For the first time on Israeli soil, Israeli Foreign Minister Yair Lapid is hosting the foreign ministers of four Arab countries that have developed close ties with Israel — a new reality for a region that has been reshaped in recent years, particularly by the threat posed by Iran.

After an evening of meetings with Palestinian leadership, including President Mahmoud Abbas, and civil society on Sunday, US Secretary of State Antony Blinken will join them for what Israel calls the Negev summit. While these new Arab-Israeli ties have been hailed as bringing peace and stability to the region, they have largely ignored the Palestinians and done little to address long-standing tensions. After the tumultuous Trump years, the Biden administration is attempting to mend fences with the Palestinians, especially with the threat of violence looming next month. Passover and Ramadan fall on the same day this year, setting the stage for a recurrence of last spring’s deadly fighting.

The meeting on Monday brings together Israel and the United States, as well as the United Arab Emirates, Bahrain, and Morocco, all of whom are signatories to the new agreements. Egypt, which established ties with Israel over 40 years ago in a deal brokered by the United States, will also attend, though Jordan, which established ties with Israel in a 1994 deal brokered by the United States, will not. Sudan, which was a signatory to the accords before a military coup last fall derailed its transition to a civilian-led democracy, will also not participate.

Blinken sang from the same sheet music Sunday, with he and other U.S. officials saying they believe deepening ties will help anchor peace across the region.

Biden has had no luck so far in that effort, with Saudi Arabia in particular remaining a stumbling block, and it’s unclear what, if any, announcements will come out of the meeting on Monday.

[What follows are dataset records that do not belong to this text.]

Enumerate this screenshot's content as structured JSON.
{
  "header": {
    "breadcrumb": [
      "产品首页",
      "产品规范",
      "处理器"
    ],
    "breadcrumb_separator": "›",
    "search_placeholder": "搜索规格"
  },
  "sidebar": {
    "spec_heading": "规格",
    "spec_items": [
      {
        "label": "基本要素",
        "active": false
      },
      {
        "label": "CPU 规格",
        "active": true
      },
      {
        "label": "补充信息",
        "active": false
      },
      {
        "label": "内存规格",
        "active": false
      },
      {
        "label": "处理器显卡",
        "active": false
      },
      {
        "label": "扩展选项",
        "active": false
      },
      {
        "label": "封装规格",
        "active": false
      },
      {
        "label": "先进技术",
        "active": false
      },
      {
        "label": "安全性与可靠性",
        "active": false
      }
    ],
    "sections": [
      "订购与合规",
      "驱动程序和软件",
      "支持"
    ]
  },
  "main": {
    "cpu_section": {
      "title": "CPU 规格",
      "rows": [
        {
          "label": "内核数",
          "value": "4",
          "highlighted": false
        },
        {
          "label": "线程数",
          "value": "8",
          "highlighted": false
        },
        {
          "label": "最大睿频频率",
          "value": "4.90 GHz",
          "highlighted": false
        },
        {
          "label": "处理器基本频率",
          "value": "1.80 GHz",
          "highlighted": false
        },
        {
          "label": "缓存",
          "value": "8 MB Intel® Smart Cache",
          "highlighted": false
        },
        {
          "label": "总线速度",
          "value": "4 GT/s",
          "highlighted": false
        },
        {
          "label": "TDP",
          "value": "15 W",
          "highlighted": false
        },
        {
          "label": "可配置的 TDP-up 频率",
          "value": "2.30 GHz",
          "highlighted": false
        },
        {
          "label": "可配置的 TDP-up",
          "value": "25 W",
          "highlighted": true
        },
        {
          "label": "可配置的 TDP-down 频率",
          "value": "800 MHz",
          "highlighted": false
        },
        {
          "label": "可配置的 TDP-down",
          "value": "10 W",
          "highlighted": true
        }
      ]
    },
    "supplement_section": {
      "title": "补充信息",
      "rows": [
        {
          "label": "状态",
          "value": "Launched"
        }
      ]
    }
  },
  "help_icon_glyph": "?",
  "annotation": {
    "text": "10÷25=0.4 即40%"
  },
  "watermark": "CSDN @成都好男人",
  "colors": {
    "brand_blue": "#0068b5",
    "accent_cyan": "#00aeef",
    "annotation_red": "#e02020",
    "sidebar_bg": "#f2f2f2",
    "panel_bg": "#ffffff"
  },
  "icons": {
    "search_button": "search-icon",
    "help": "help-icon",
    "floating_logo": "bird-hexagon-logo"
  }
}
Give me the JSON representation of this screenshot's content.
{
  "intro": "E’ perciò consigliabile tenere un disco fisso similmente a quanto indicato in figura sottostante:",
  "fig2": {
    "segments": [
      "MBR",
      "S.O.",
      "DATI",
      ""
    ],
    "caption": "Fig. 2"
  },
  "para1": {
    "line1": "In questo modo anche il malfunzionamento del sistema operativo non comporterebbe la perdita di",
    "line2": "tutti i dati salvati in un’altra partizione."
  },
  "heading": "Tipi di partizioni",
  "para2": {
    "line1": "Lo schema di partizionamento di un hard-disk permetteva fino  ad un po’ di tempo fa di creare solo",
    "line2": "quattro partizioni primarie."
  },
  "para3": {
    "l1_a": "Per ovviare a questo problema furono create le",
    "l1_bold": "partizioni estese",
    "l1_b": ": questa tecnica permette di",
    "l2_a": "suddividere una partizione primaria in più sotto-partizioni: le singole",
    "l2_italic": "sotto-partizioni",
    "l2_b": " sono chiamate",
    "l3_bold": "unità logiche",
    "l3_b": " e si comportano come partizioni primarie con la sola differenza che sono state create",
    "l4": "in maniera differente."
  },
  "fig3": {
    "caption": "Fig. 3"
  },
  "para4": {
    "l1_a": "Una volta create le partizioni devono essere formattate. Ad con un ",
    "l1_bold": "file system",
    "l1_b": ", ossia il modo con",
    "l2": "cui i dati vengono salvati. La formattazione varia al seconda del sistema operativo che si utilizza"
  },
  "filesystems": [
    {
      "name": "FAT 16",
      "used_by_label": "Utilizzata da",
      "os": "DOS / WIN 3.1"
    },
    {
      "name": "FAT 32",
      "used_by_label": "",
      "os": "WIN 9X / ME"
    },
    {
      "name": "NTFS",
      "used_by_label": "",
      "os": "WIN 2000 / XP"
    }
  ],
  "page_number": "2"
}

Nonetheless, the symbolism of Israel hosting these Arab countries, with their US backer, is powerful – a “dramatic signal of American alignment with Israel and moderate Arab states in the double shadow of the Ukraine crisis… and the likely return to the JCPOA Iranian nuclear agreement,” according to Jim Jeffrey, a former US diplomat who is now the chair of the Wilson Center’s Middle East program. Under Biden, ties between the US and its Mideast allies and partners have deteriorated on these two security issues. The US has urged Israel, the UAE, and others to do more to punish Russia and support Ukraine in recent weeks, though Blinken praised Israeli commitments to enforce sanctions and provide humanitarian aid, including a field hospital deployed to western Ukraine, during a visit to Jerusalem on Sunday.

Furthermore, as the State Department’s team approaches a new nuclear deal with Iran, Israel and its Arab neighbors are concerned that sanctions relief will leave Iran flush with cash, ready to boost arms and funds to its proxies and expand its ballistic missile program. Several of these countries are threatened on a daily basis by Iran and its proxies — Hamas in Gaza and Hezbollah in Lebanon and Syria for Israel, and the Houthis for the UAE and Saudi Arabia, who are adamant that Biden’s administration has not done enough to support them.

As a result, Blinken’s meetings on Monday will be a delicate balancing act, as he tries to embrace the Abraham Accords’ peaceful face while tempering the growing anti-Iran alliance as his team tries to complete a renewed Iran nuclear deal. Blinken brushed aside any differences, especially with Israel, in Jerusalem, saying the two countries “are united in addressing the challenges posed by Iran, including its nuclear program.”

Some of the worst violence in years between the Israeli military and Hamas, the US-designated terror group that rules the Gaza Strip, seized the Biden administration in one of its first foreign policy challenges. Last May, fighting lasted 11 days and killed over 250 people, the vast majority of whom were Palestinians.

However, the threat of violence will loom large again next month, when the holy days of Judaism, Islam, and Christianity — Passover, Ramadan, and Easter — all fall on the same day in April. After Israeli restrictions on the Temple Mount during Ramadan and the threat of evictions of Palestinians from their homes in east Jerusalem, violence erupted last spring.